Crystal Williams, BU’s associate provost for diversity and inclusion, who organized the group that attended Kendi’s 2019 event in Brookline, says she’s “thrilled by Dr. Kendi’s addition to our faculty. He steps into a lauded history of formidable and publicly engaged intellectuals. Ibram’s extraordinary vision and scholarship will deepen and further BU’s ongoing commitment to anti-racist work.”
My hope is that it becomes a premier research center for researchers and for practitioners to really solve these intractable racial problems of our time.
Kendi, who earned a doctorate in African American studies at Temple University, says scholars who study race and racism typically do so as individuals, but that he wants to develop a team model. “I hope that through the BU Center for Antiracist Research,” he says, “BU becomes the premier university in the United States for anti-racist research.”
“He was looking for an institution where he could build a world-class anti-racism program in collaboration with scholars who are also interested in the myriad issues that intersect race,” Morrison says. “I think we have provided him the platform he needs. It was about finding a university that would be able to match his aspirations. And at BU, he joins an already distinguished group of scholars who work on issues of race and society—and the capacity for growth around this center is significant.”
While conducting his research and writing, Kendi also faced a personal battle: in January 2018 he was diagnosed with stage 4 colon cancer. (He told the Washington Post last year: “I can’t necessarily call myself a survivor as much as I’m surviving it.”)
At American University, Kendi was the founding director of its Antiracist Research and Policy Center. And in moving from Washington to Boston, he also will be moving from a diverse city where African Americans represent half the total population to a city with a long history of racial strife, where blacks make up a quarter of the population.

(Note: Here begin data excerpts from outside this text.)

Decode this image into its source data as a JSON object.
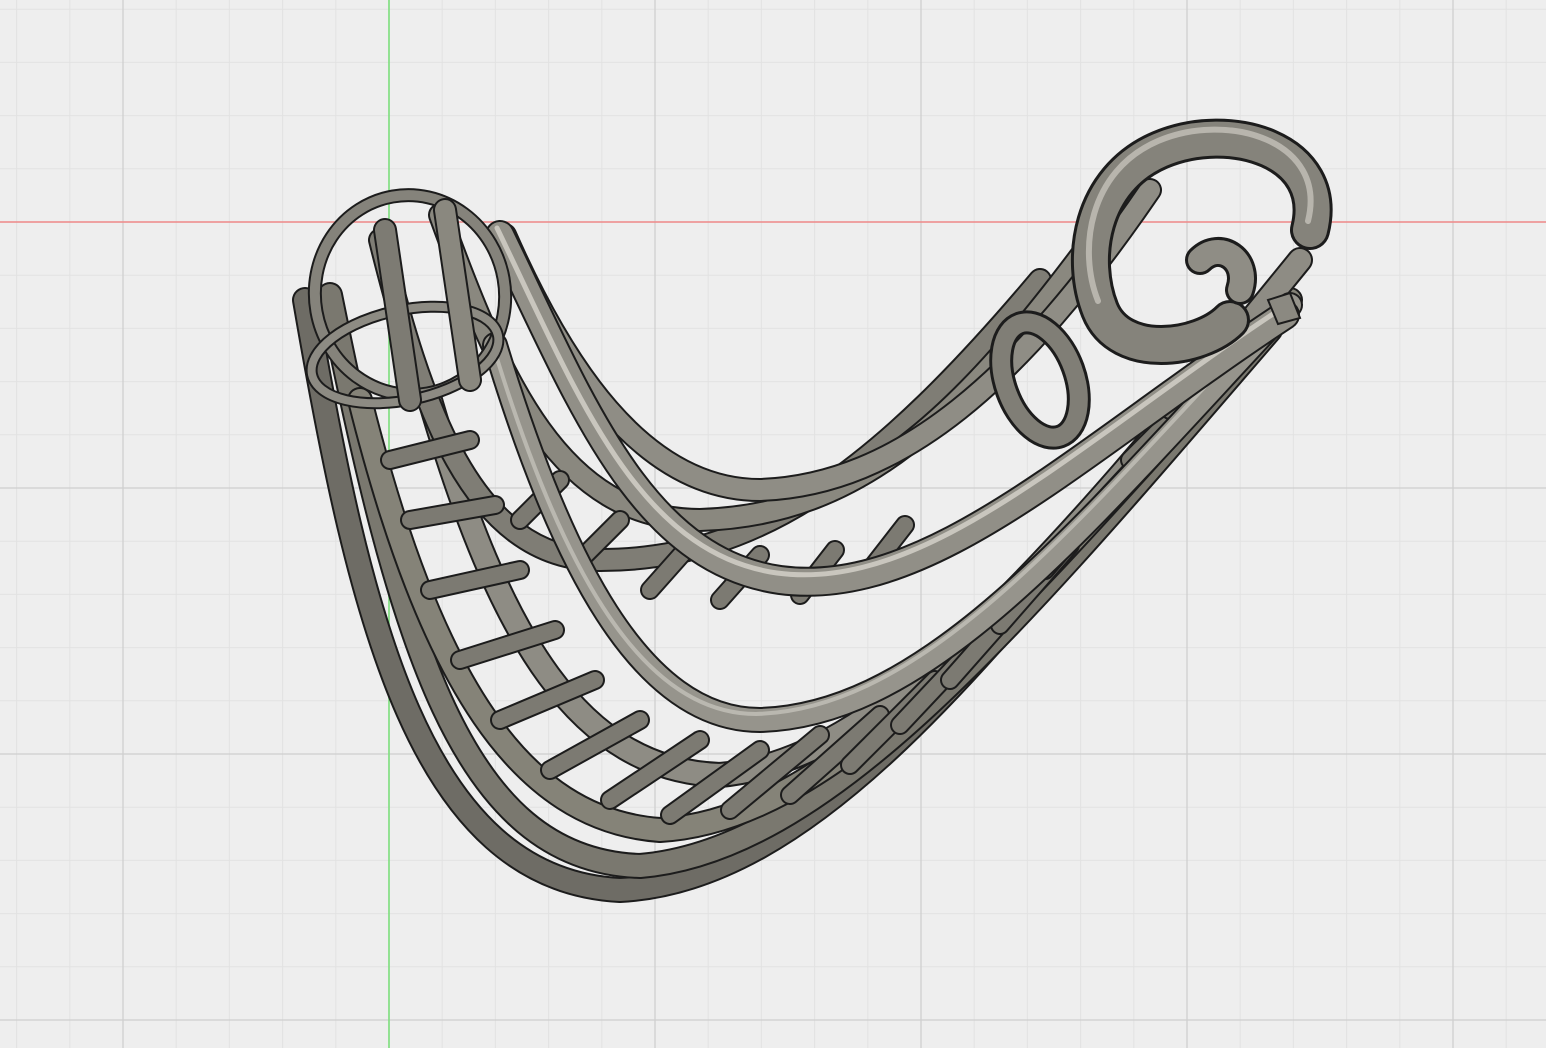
{
  "viewport": {
    "background": "#eeeeee",
    "grid": true,
    "grid_minor_color": "#e2e2e2",
    "grid_major_color": "#cfcfcf",
    "x_axis_color": "#f08a8a",
    "y_axis_color": "#7ee07e"
  },
  "model": {
    "body_color": "#8a8880",
    "edge_color": "#1a1a1a",
    "highlight_color": "#c9c7bf",
    "shadow_color": "#55534d"
  }
}
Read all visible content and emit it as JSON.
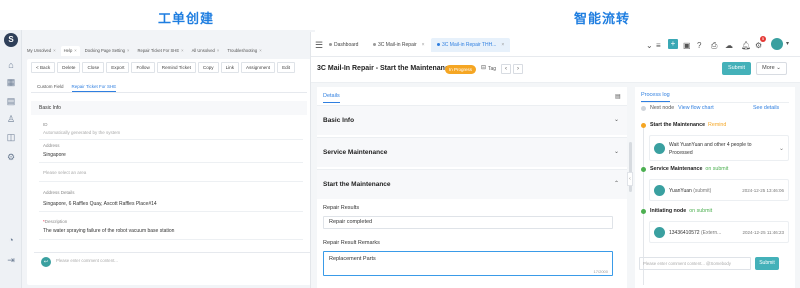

Although the effort to bring Kendi to BU began long before both the coronavirus pandemic and the ongoing protests, his official start comes at a moment in US history that many historians say is unrivaled. Global economies are in turmoil from the impact of the COVID-19 pandemic that forced people into quarantine in March; unemployment is at record highs; a president who survived impeachment in January and is stoking anger with daily tweets is facing reelection in November; and the recent deaths of Floyd, Ahmaud Arbery in Georgia, and Breonna Taylor in Louisville, Ky., ultimately sparked protests from Atlanta to Washington, Minneapolis to Boston, Chicago to Dallas that have left many Americans reeling.
At BU, the mission of the center, in Kendi’s words, will be “to solve seemingly intractable problems of racial inequity and injustice.”
Those problems have never been more in need of a clear, calming voice such as Kendi has projected in his books, research, lectures, essays in national media, television appearances, testimony before Congress, and essays in The Atlantic like the one he wrote on Monday after a weekend of violence. “History is calling the future from the streets of protest,” the essay ends. “What choice will we make? What world will we create? What will we be? There are only two choices: racist or anti-racist.”
“I am tremendously excited about being able to recruit Ibram to BU,” Morrison says. “He will be a critical additional leader around issues that are essential to society and to our ability to build a better society—an equitable society.”